27. The method of claim 26,
Rejecting outlier portions that are farther than predetermined distances from the other features. &Lt; Desc / Clms Page number 22 >

33. The method of claim 32,
Wherein rejecting the portion of the anomalies comprises converting data into voxels, and rejecting data farther than a predetermined distance from the voxels.

27. The method of claim 26,
Rejecting portions deviating from a surface protrusion greater than a specified amount. &Lt; Desc / Clms Page number 22 >

35. The method of claim 34,
Wherein the rejecting step comprises searching for the portions using tensor voting. &Lt; RTI ID = 0.0 > 11. < / RTI >

Analyzing a plurality of facial images to find sparse information from the face; And

Using the sparse information to discover dense information using a data driven approach, the step of using the sparse information using a tensor voting technique, And limiting the high density information search range.

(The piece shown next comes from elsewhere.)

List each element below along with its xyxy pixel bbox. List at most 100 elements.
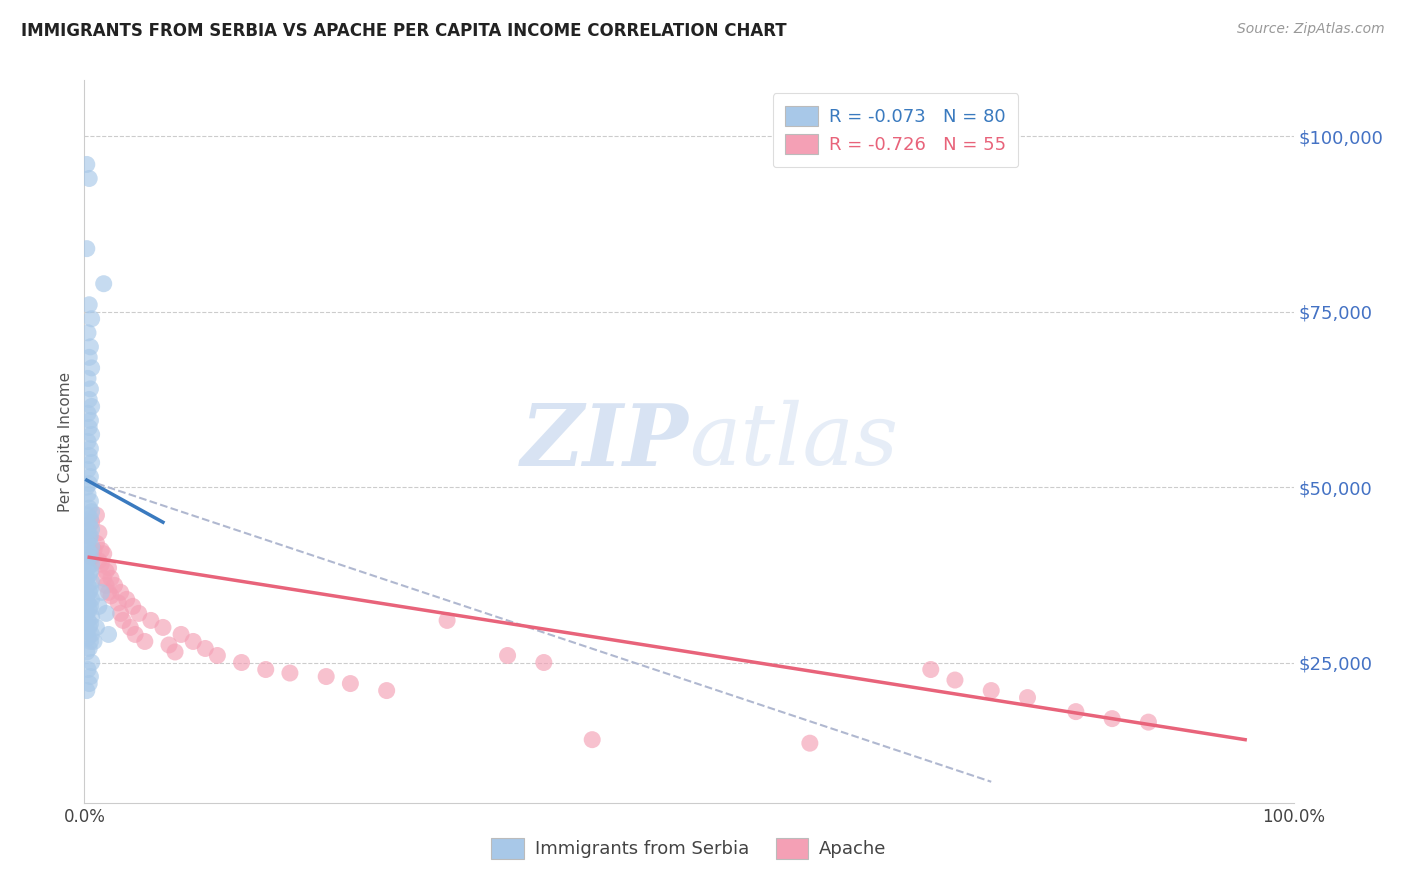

In a facial processing method,
Analyzing a plurality of facial images to find matches between images using a prior knowledge of a generic face, the matches being used to generate sparse information; Analyzing the plurality of facial images to be used;

Using the matches to form pairs of images; And

Analyzing the pairs to find a set of dense forms using a data driven approach without any prior knowledge of the general face, Wherein analyzing the pairs comprises removing outlier portions from the set of dense forms. &Lt; Desc / Clms Page number 22 >

A method for automatically reconstructing a 3D face from a plurality of 2D images of a human face, the method comprising: using a generic face prior face knowledge to derive an initial camera position estimate;

Selecting pairs of images and detecting sparse shape points for each of the pairs of images;

Improving the original camera position estimate and the sparse shape points;
Using a pure data driven approach in detecting dense 3D point clouds from the image pairs;

Merging the high density 3D point clouds into a single 3D cloud;

Removing outliers from the single 3D point cloud to form a cleaned 3D point cloud;

Fitting the connected surface to the cleaned 3D point cloud; And

A method for automatically reconstructing a 3D face from a plurality of 2D images of a human face, comprising texture mapping the face detail information and color information of the face of the subject to the connected face

CLAIMS What is claimed is: 1. A method for automatically reconstructing a 3D face from a plurality of 2D images of a human face, the method comprising: using a prior face knowledge of a generic face in deriving a first camera position estimate;

Selecting pairs of images and detecting sparse shape points for each of the pairs of images;

Improving the original camera position estimate and the sparse shape points;

Using a pure data-driven approach in detecting dense 3D point clouds from the image pairs;

Merging the high density 3D point clouds into a single 3D cloud;

Using a general facial prior art facial knowledge to remove outliers from the single 3D point cloud to form a cleaned 3D point cloud;

Fitting the connected surface to the cleaned 3D point cloud; And

And texture mapping the face detail information and color information of the face of the subject to the face. &Lt; RTI ID = 0.0 > 11. < / RTI >

The method according to claim 1,
The POSIT algorithm uses only relative coordinates between 3D objects to insert virtual objects into the camera
Using
How to find out the coordinate value of the human head among the fuselage.

41. The method of claim 40,
If only the relative coordinates of the points of the 3D object are prepared, the camera matrix of each video frame can be calculated and the synthetic method considering the cloaking of the virtual object.